A map of the Ruhrgebiet that shows a band of yellow and red areas in the center where higher unemployment pertains and a south to north boomberang-shaped area in green that has less unemployment relatively in the whole aggregate. Three blue circles indicate where the three remaining industrial coking plants in the region are located. Picture credit: Bogumil et al. (2012) as cited in Umweltbundesamt (2021), Page 44; DW Graphics

On the map, I indicated the three remaining coking plants in the region. The plants make coke from coal that is a crucial steelmaking ingredient. With the steel industry pushing away from using fossil fuels and government subsidies, German steelmakers want to increasingly use hydrogen to supplant coke.
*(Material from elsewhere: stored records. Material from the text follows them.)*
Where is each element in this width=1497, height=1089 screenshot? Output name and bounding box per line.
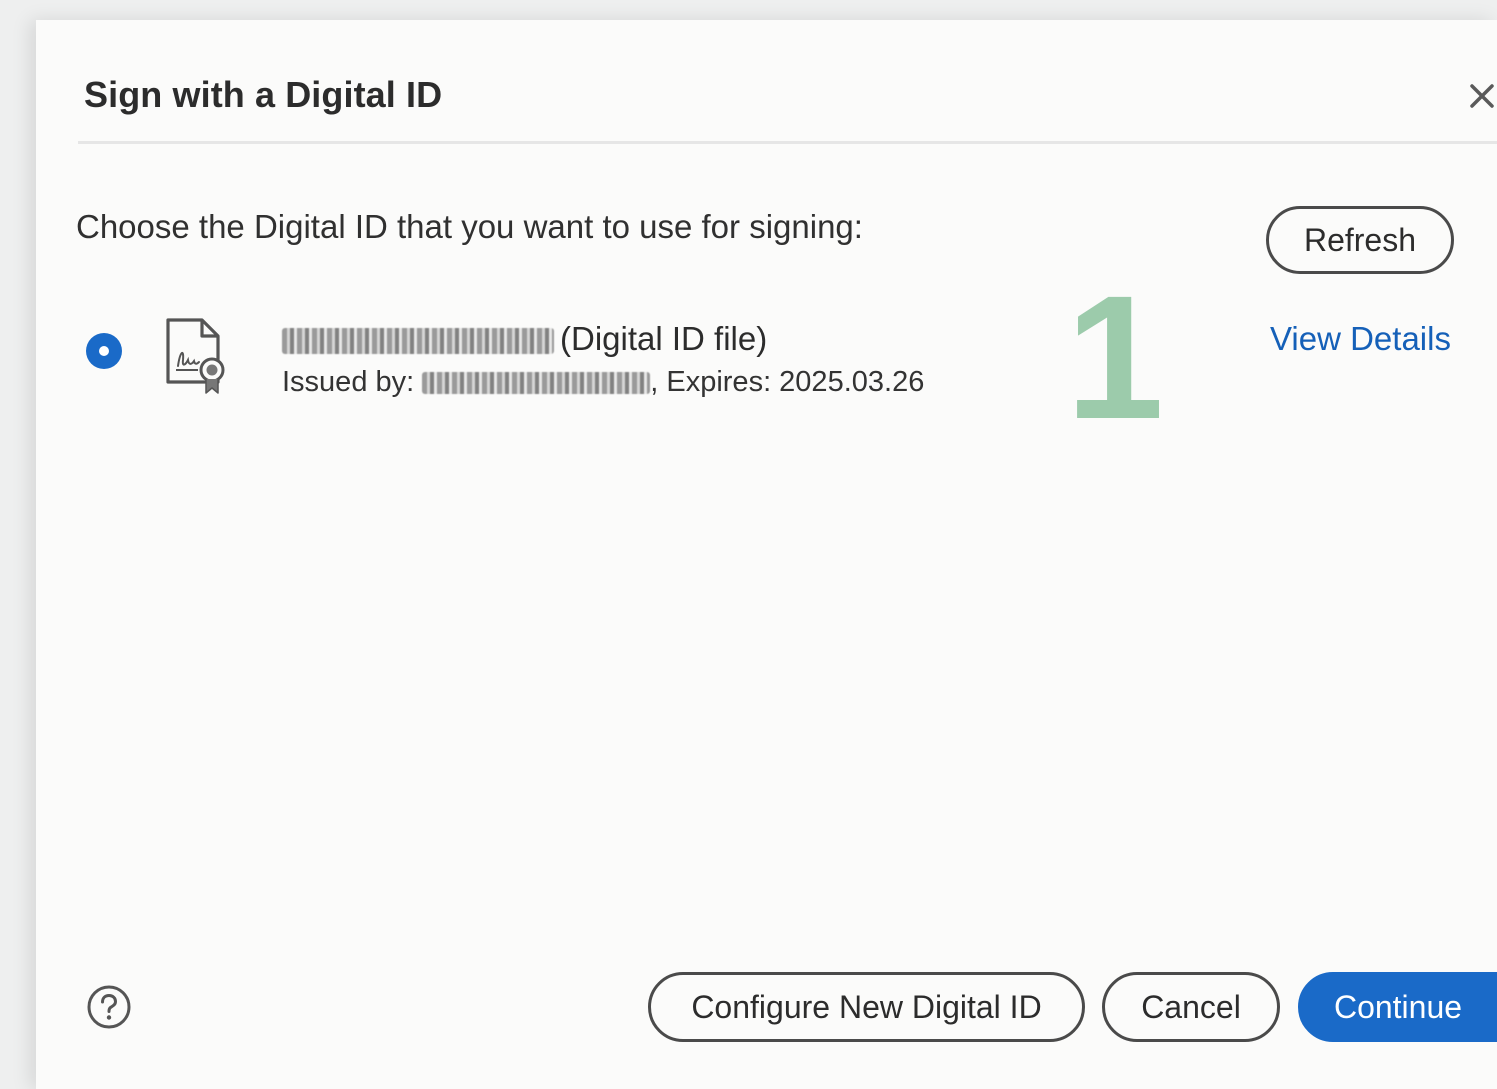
title-divider bbox=[78, 141, 1497, 144]
view-details-link[interactable]: View Details bbox=[1270, 320, 1451, 358]
close-button[interactable] bbox=[1462, 76, 1497, 116]
choose-id-prompt: Choose the Digital ID that you want to u… bbox=[76, 208, 863, 245]
configure-new-digital-id-button[interactable]: Configure New Digital ID bbox=[648, 972, 1085, 1042]
refresh-button[interactable]: Refresh bbox=[1266, 206, 1454, 274]
expires-text: , Expires: 2025.03.26 bbox=[650, 366, 925, 398]
digital-id-details: Issued by: , Expires: 2025.03.26 bbox=[282, 366, 924, 399]
redacted-issuer bbox=[422, 372, 651, 395]
help-button[interactable] bbox=[86, 984, 132, 1030]
certificate-icon bbox=[166, 318, 225, 394]
radio-selected-dot bbox=[99, 346, 109, 356]
help-icon bbox=[87, 985, 131, 1029]
digital-id-type: (Digital ID file) bbox=[560, 320, 768, 357]
sign-digital-id-dialog: Sign with a Digital ID Choose the Digita… bbox=[36, 20, 1497, 1089]
redacted-name bbox=[282, 328, 554, 355]
digital-id-name: (Digital ID file) bbox=[282, 320, 767, 358]
screen: Sign with a Digital ID Choose the Digita… bbox=[0, 0, 1497, 1089]
close-icon bbox=[1470, 84, 1494, 108]
continue-button[interactable]: Continue bbox=[1298, 972, 1497, 1042]
digital-id-radio[interactable] bbox=[86, 333, 122, 369]
cancel-button[interactable]: Cancel bbox=[1102, 972, 1280, 1042]
dialog-title: Sign with a Digital ID bbox=[84, 74, 443, 115]
annotation-marker: 1 bbox=[1066, 260, 1164, 456]
issued-by-label: Issued by: bbox=[282, 366, 415, 398]
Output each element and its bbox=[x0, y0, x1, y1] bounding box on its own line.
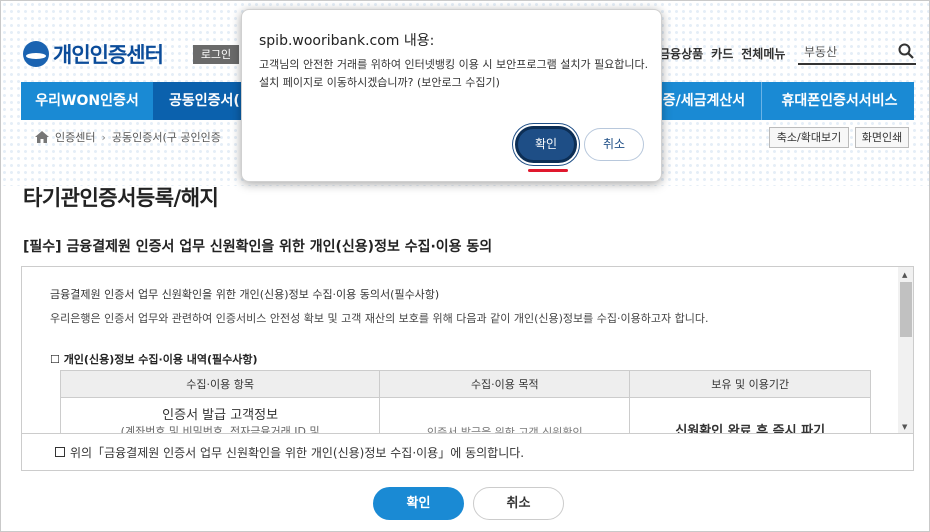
page-title: 타기관인증서등록/해지 bbox=[23, 186, 219, 210]
browser-viewport: 개인인증센터 로그인 금융상품 카드 전체메뉴 부동산 우리WON인증서 공동인… bbox=[0, 0, 930, 532]
breadcrumb-item-center[interactable]: 인증센터 bbox=[55, 129, 95, 145]
section-title: [필수] 금융결제원 인증서 업무 신원확인을 위한 개인(신용)정보 수집·이… bbox=[23, 239, 493, 255]
scroll-down-icon[interactable]: ▼ bbox=[902, 423, 907, 431]
consent-table: 수집·이용 항목 수집·이용 목적 보유 및 이용기간 인증서 발급 고객정보 … bbox=[59, 370, 871, 434]
table-cell-period: 신원확인 완료 후 즉시 파기 bbox=[629, 397, 871, 433]
nav-item-woori-won[interactable]: 우리WON인증서 bbox=[21, 82, 153, 120]
consent-heading: 금융결제원 인증서 업무 신원확인을 위한 개인(신용)정보 수집·이용 동의서… bbox=[50, 288, 440, 301]
search-icon[interactable] bbox=[898, 43, 914, 59]
agree-row: 위의「금융결제원 인증서 업무 신원확인을 위한 개인(신용)정보 수집·이용」… bbox=[21, 434, 914, 471]
table-cell-purpose: 인증서 발급을 위한 고객 신원확인 bbox=[379, 397, 631, 433]
item-line-1: 인증서 발급 고객정보 bbox=[162, 408, 279, 423]
site-logo[interactable]: 개인인증센터 bbox=[23, 39, 164, 69]
top-links: 금융상품 카드 전체메뉴 bbox=[659, 45, 785, 62]
agree-checkbox[interactable] bbox=[55, 447, 65, 457]
table-row: 인증서 발급 고객정보 (계좌번호 및 비밀번호, 전자금융거래 ID 및 인증… bbox=[59, 397, 871, 434]
agree-label[interactable]: 위의「금융결제원 인증서 업무 신원확인을 위한 개인(신용)정보 수집·이용」… bbox=[70, 444, 524, 461]
top-link-all-menu[interactable]: 전체메뉴 bbox=[741, 45, 785, 62]
alert-dialog: spib.wooribank.com 내용: 고객님의 안전한 거래를 위하여 … bbox=[241, 9, 662, 182]
item-line-2: (계좌번호 및 비밀번호, 전자금융거래 ID 및 bbox=[120, 425, 320, 434]
nav-divider bbox=[761, 82, 762, 120]
search-input[interactable]: 부동산 bbox=[798, 39, 916, 65]
chevron-right-icon: › bbox=[101, 130, 106, 144]
search-text: 부동산 bbox=[804, 45, 838, 59]
scrollbar-thumb[interactable] bbox=[900, 282, 912, 337]
dialog-cancel-button[interactable]: 취소 bbox=[584, 128, 644, 161]
home-icon[interactable] bbox=[35, 131, 49, 143]
table-header-period: 보유 및 이용기간 bbox=[629, 370, 871, 398]
consent-sub-heading: ☐ 개인(신용)정보 수집·이용 내역(필수사항) bbox=[50, 353, 258, 366]
table-header-item: 수집·이용 항목 bbox=[59, 370, 381, 398]
cancel-button[interactable]: 취소 bbox=[473, 487, 564, 520]
nav-item-tax-invoice[interactable]: 증/세금계산서 bbox=[649, 82, 759, 120]
print-button[interactable]: 화면인쇄 bbox=[855, 127, 909, 148]
consent-content: 금융결제원 인증서 업무 신원확인을 위한 개인(신용)정보 수집·이용 동의서… bbox=[22, 267, 898, 434]
top-link-card[interactable]: 카드 bbox=[711, 45, 733, 62]
dialog-ok-button[interactable]: 확인 bbox=[515, 126, 577, 163]
scrollbar[interactable]: ▲ ▼ bbox=[898, 267, 913, 433]
consent-scroll-box[interactable]: 금융결제원 인증서 업무 신원확인을 위한 개인(신용)정보 수집·이용 동의서… bbox=[21, 266, 914, 434]
zoom-button[interactable]: 축소/확대보기 bbox=[769, 127, 849, 148]
consent-paragraph: 우리은행은 인증서 업무와 관련하여 인증서비스 안전성 확보 및 고객 재산의… bbox=[50, 312, 709, 325]
scroll-up-icon[interactable]: ▲ bbox=[902, 271, 907, 279]
highlight-underline bbox=[528, 169, 568, 172]
confirm-button[interactable]: 확인 bbox=[373, 487, 464, 520]
nav-item-mobile-cert[interactable]: 휴대폰인증서서비스 bbox=[765, 82, 914, 120]
top-link-products[interactable]: 금융상품 bbox=[659, 45, 703, 62]
woori-logo-icon bbox=[23, 41, 49, 67]
table-header-purpose: 수집·이용 목적 bbox=[379, 370, 631, 398]
table-cell-item: 인증서 발급 고객정보 (계좌번호 및 비밀번호, 전자금융거래 ID 및 bbox=[59, 397, 381, 434]
login-button[interactable]: 로그인 bbox=[193, 45, 239, 64]
dialog-message: 고객님의 안전한 거래를 위하여 인터넷뱅킹 이용 시 보안프로그램 설치가 필… bbox=[259, 58, 649, 89]
breadcrumb-item-joint-cert[interactable]: 공동인증서(구 공인인증 bbox=[112, 129, 221, 145]
dialog-title: spib.wooribank.com 내용: bbox=[259, 33, 435, 49]
logo-text: 개인인증센터 bbox=[53, 43, 164, 67]
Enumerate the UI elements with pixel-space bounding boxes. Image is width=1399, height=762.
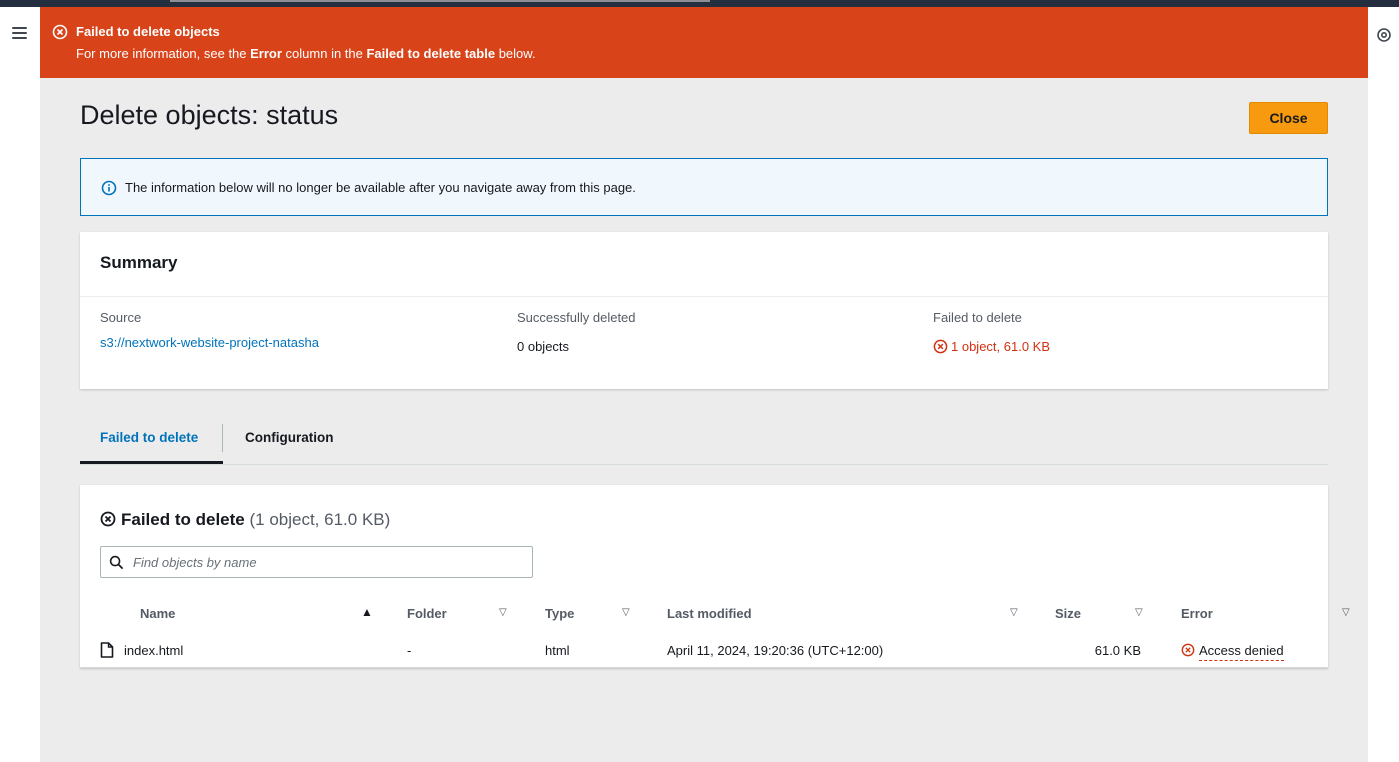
error-circle-icon [100,511,116,527]
failed-label: Failed to delete [933,310,1022,325]
page-title: Delete objects: status [80,100,339,130]
info-alert-text: The information below will no longer be … [125,180,636,195]
sort-ascending-icon[interactable]: ▲ [361,605,373,619]
column-header-name[interactable]: Name [140,606,175,621]
info-alert: The information below will no longer be … [80,158,1328,216]
summary-title: Summary [100,253,178,272]
failed-value: 1 object, 61.0 KB [933,339,1050,354]
sort-icon[interactable]: ▽ [1010,607,1018,618]
right-panel-rail [1368,7,1399,762]
table-title: Failed to delete [121,510,245,529]
sort-icon[interactable]: ▽ [1135,607,1143,618]
summary-divider [80,296,1328,297]
summary-success: Successfully deleted 0 objects [517,310,636,354]
sort-icon[interactable]: ▽ [1342,607,1350,618]
summary-panel: Summary Source s3://nextwork-website-pro… [80,232,1328,389]
info-icon [101,180,117,196]
tab-failed-to-delete[interactable]: Failed to delete [100,430,198,445]
search-icon [109,555,124,570]
column-header-last-modified[interactable]: Last modified [667,606,752,621]
column-header-folder[interactable]: Folder [407,606,447,621]
error-circle-icon [1181,643,1195,657]
error-circle-icon [933,339,948,354]
search-input[interactable] [133,552,523,572]
search-field[interactable] [100,546,533,578]
sort-icon[interactable]: ▽ [622,607,630,618]
object-size: 61.0 KB [1094,643,1141,658]
object-name-link[interactable]: index.html [124,643,183,658]
flash-title: Failed to delete objects [76,24,220,39]
object-error[interactable]: Access denied [1181,643,1284,661]
tab-bar: Failed to delete Configuration [80,418,1328,466]
top-strip-segment [170,0,710,2]
object-last-modified: April 11, 2024, 19:20:36 (UTC+12:00) [667,643,884,658]
summary-source: Source s3://nextwork-website-project-nat… [100,310,319,350]
close-button[interactable]: Close [1249,102,1328,134]
failed-to-delete-table: Failed to delete (1 object, 61.0 KB) Nam… [80,485,1350,668]
source-link[interactable]: s3://nextwork-website-project-natasha [100,335,319,350]
tab-separator [222,424,223,452]
settings-icon[interactable] [1376,27,1392,43]
tab-configuration[interactable]: Configuration [245,430,333,445]
success-value: 0 objects [517,339,570,354]
column-header-error[interactable]: Error [1181,606,1213,621]
object-folder: - [407,643,412,658]
top-strip [0,0,1399,7]
left-nav-rail [0,7,40,762]
error-circle-icon [52,24,68,40]
column-header-type[interactable]: Type [545,606,574,621]
object-type: html [545,643,570,658]
flash-message: For more information, see the Error colu… [76,46,536,61]
hamburger-menu-icon[interactable] [12,27,27,40]
access-denied-popover-trigger[interactable]: Access denied [1199,643,1284,661]
main-content: Failed to delete objects For more inform… [40,7,1368,762]
error-flashbar: Failed to delete objects For more inform… [40,7,1368,78]
table-header: Failed to delete (1 object, 61.0 KB) [100,510,390,530]
sort-icon[interactable]: ▽ [499,607,507,618]
source-label: Source [100,310,142,325]
table-count: (1 object, 61.0 KB) [249,510,391,529]
table-row-divider [80,667,1328,668]
tab-baseline [80,464,1328,465]
file-icon [100,642,114,658]
success-label: Successfully deleted [517,310,636,325]
summary-failed: Failed to delete 1 object, 61.0 KB [933,310,1050,354]
column-header-size[interactable]: Size [1055,606,1081,621]
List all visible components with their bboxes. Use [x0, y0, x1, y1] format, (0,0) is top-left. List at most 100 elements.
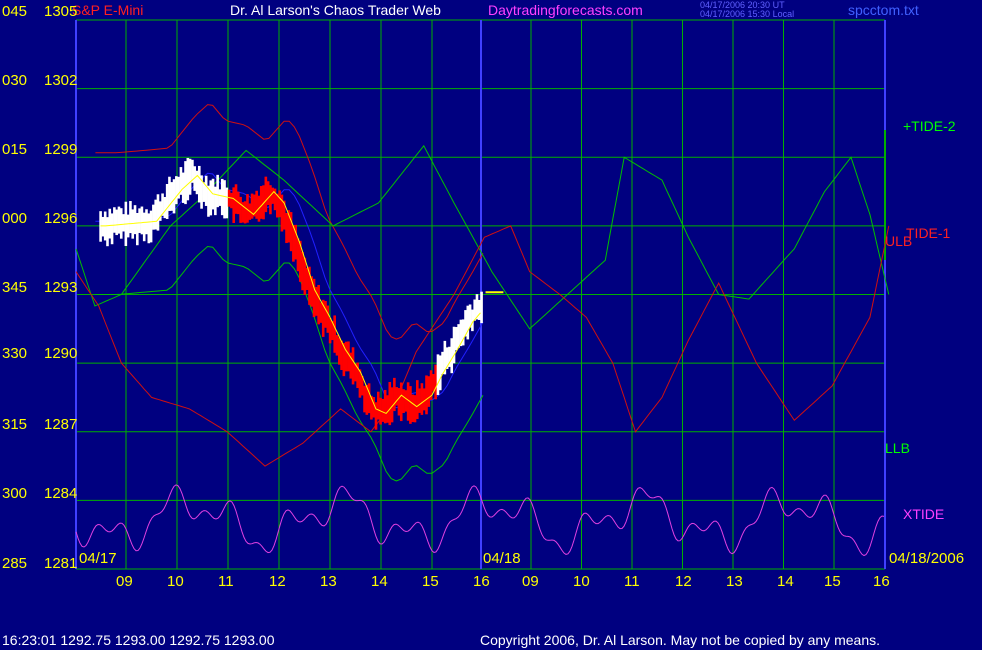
price-bar: [266, 181, 270, 206]
price-bar: [305, 268, 309, 290]
price-bar: [432, 374, 435, 392]
price-bar: [471, 309, 474, 332]
x-hour-label: 09: [522, 573, 539, 590]
x-hour-label: 14: [371, 573, 388, 590]
price-bar: [422, 388, 426, 411]
y-price-label: 1287: [44, 416, 78, 433]
price-bar: [292, 225, 295, 262]
price-bar: [147, 213, 151, 244]
price-bar: [386, 395, 389, 423]
price-bar: [420, 383, 424, 415]
x-hour-label: 16: [473, 573, 490, 590]
price-bar: [152, 204, 155, 230]
price-bar: [333, 315, 336, 353]
price-bar: [234, 184, 238, 214]
y-time-label: 030: [2, 72, 28, 89]
llb-label: LLB: [885, 440, 910, 456]
price-bar: [269, 185, 272, 215]
y-time-label: 300: [2, 485, 28, 502]
price-bar: [455, 327, 458, 351]
price-bar: [480, 291, 483, 324]
price-bar: [175, 176, 178, 205]
price-bar: [363, 385, 366, 413]
price-bar: [473, 299, 476, 321]
y-time-label: 330: [2, 345, 28, 362]
price-bar: [404, 390, 408, 412]
price-bar: [243, 201, 247, 224]
copyright-notice: Copyright 2006, Dr. Al Larson. May not b…: [480, 632, 881, 648]
price-bar: [477, 299, 481, 320]
price-bar: [367, 383, 371, 414]
y-price-label: 1290: [44, 345, 78, 362]
price-bar: [154, 199, 157, 230]
price-bar: [376, 391, 380, 420]
price-bar: [436, 354, 440, 395]
price-bar: [195, 170, 199, 195]
price-bar: [149, 210, 153, 243]
price-bar: [335, 335, 339, 356]
price-bar: [425, 375, 428, 415]
price-bar: [163, 197, 167, 219]
x-hour-label: 15: [422, 573, 439, 590]
price-bar: [101, 216, 105, 237]
price-bar: [411, 394, 415, 423]
price-bar: [317, 284, 320, 325]
price-bar: [351, 347, 355, 385]
y-price-label: 1299: [44, 141, 78, 158]
data-file-label: spcctom.txt: [848, 2, 919, 18]
price-bar: [381, 398, 385, 422]
price-bar: [416, 380, 419, 420]
tide2-label: +TIDE-2: [903, 118, 956, 134]
x-hour-label: 13: [320, 573, 337, 590]
price-bar: [122, 214, 125, 232]
price-bar: [276, 193, 279, 218]
x-hour-label: 11: [218, 573, 234, 590]
y-price-label: 1305: [44, 3, 78, 20]
price-bar: [223, 180, 226, 219]
instrument-label: S&P E-Mini: [72, 2, 144, 18]
price-bar: [115, 209, 118, 236]
price-bar: [402, 389, 405, 413]
price-bar: [126, 214, 130, 238]
y-time-label: 345: [2, 279, 28, 296]
site-link[interactable]: Daytradingforecasts.com: [488, 2, 643, 18]
price-bar: [450, 338, 454, 374]
price-bar: [409, 386, 412, 424]
price-bar: [413, 395, 417, 423]
price-bar: [220, 178, 224, 216]
x-hour-label: 11: [624, 573, 640, 590]
y-time-label: 015: [2, 141, 28, 158]
y-price-label: 1296: [44, 210, 78, 227]
price-bar: [427, 376, 431, 407]
x-hour-label: 09: [116, 573, 133, 590]
end-date-label: 04/18/2006: [889, 550, 965, 567]
x-hour-label: 10: [573, 573, 590, 590]
price-bar: [347, 341, 350, 372]
price-bar: [328, 317, 332, 344]
ulb-label: ULB: [885, 233, 913, 249]
x-hour-label: 14: [777, 573, 794, 590]
xtide-label: XTIDE: [903, 506, 945, 522]
tide1-label: TIDE-1: [906, 225, 951, 241]
price-bar: [117, 206, 121, 234]
price-bar: [271, 187, 275, 204]
price-bar: [140, 206, 144, 235]
price-bar: [204, 175, 208, 206]
price-bar: [438, 355, 442, 391]
x-hour-label: 16: [873, 573, 890, 590]
x-hour-label: 12: [269, 573, 286, 590]
x-hour-label: 15: [824, 573, 841, 590]
last-quote: 16:23:01 1292.75 1293.00 1292.75 1293.00: [2, 632, 275, 648]
price-bar: [136, 212, 139, 246]
price-bar: [239, 196, 242, 223]
price-bar: [156, 194, 160, 231]
price-bar: [138, 208, 141, 233]
price-bar: [255, 190, 258, 219]
price-bar: [388, 382, 392, 426]
price-bar: [383, 389, 387, 424]
price-bar: [278, 190, 281, 218]
price-bar: [324, 301, 327, 328]
price-bar: [344, 341, 348, 372]
price-bar: [108, 208, 112, 239]
price-bar: [457, 324, 460, 348]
Workers at the remaining coking plants just settled with their employers for less work paid in the coming years.

But there are job potentials in the transition to hydrogen, Vanessa Hünnemeyer of iW Consult told me. She just recently published a ranking of regions in Germany and how well positioned they are to succeed with hydrogen. The Ruhrgebiet comes out top. Hünnemeyer said, the additional jobs would come out of the adjacent manufacturing sectors, the metals and chemicals industries, where re-training to use hydrogen as a new power source could boost job growth.

But private sector investors are getting uneasy. With the delayed financing for the core network and the downsizing of crucial climate financing through the Climate and Transition Fund, the government has much explaining to do on how rigorously it is set to push for hydrogen.

Aerial view of Kokerei Schwelgern, generated in Google Earth Studio Kokerei Schwelgern where workers will see hours and pay reduced. Picture Credit: Google Earth Studio, Mathis Richtmann

One way of indicating such intent would be to publicly acknowledge how high it intends to insure the hydrogen core network investment. I am looking forward to what the »external expert opinion« commissioned by the government will calculate as a worst-case scenario for investment costs in excess of the current 19.8 bn Euro.

How the proposed financing mechanism avoids political gridlock

The proposed financing mechanism would push potential losses into 2056. Last year, the government’s past policy on navigating around the debt break faltered: It had pushed infrastructure financing into shadow balance sheets like the challenged Climate and Transition Fund. This new approach called »Amortisationskonto« / »amortisation account«4 tries to flip the financing on its head:

The off-balance-sheet model of shadow funds had relied on the notion of putting an imaginary sum of money into a government fund, issuing that as debt and using the proceeds to pay for things. The Amortisationskonto changes that in a revival of the Public-Private-Partnership. Rather than putting up a sum, the government insures potential losses of the private sector. Since any forecast in the year of 2024 for how high these losses may be at the end of 2055 may include a small margin of error, the mechanism cleverly pushes the financing question so far into the future, that it avoids political gridlock in the current fragile coalition government.

Footnotes

  1. »der nächste Schritt auf dem Weg zur Realisierung des Kernnetzes ist die Abgabe des formellen Antrags durch die FNB. Dies kann erst nach Inkrafttreten der noch im parlamentarischen Verfahren befindlichen Finanzierungsregelungen erfolgen. Danach konsultiert die BNetzA noch einmal und genehmigt (nach einer Prüfung) dann das Kernnetz. Die FNB rechnen damit noch vor der Sommerpause. […]« ~ via email, January 8th 2024 

  2. »Das Finanzierungsmodell und die ihm zugrundeliegenden Annahmen werden durch ein externes Gutachten plausibilisiert, welches das Bundesministerium für Wirtschaft und Klimaschutz in Auftrag gegeben hat. Das Gutachten wird vor Abschluss des Gesetzgebungsverfahrens vorliegen.« ~ Spokesperson Bundesministerium für Wirtschaft und Klimaschutz (BMWK) via email, January 8th 2024 

  3. Bogumil et al. (2012) as cited in Umweltbundesamt (2021), Page 44: https://www.umweltbundesamt.de/publikationen/analyse-des-historischen-strukturwandels-im-0 

  4. The initial draft idea was published by dena - Deutsche Energieagentur, a company owned by the federal government in August 2022.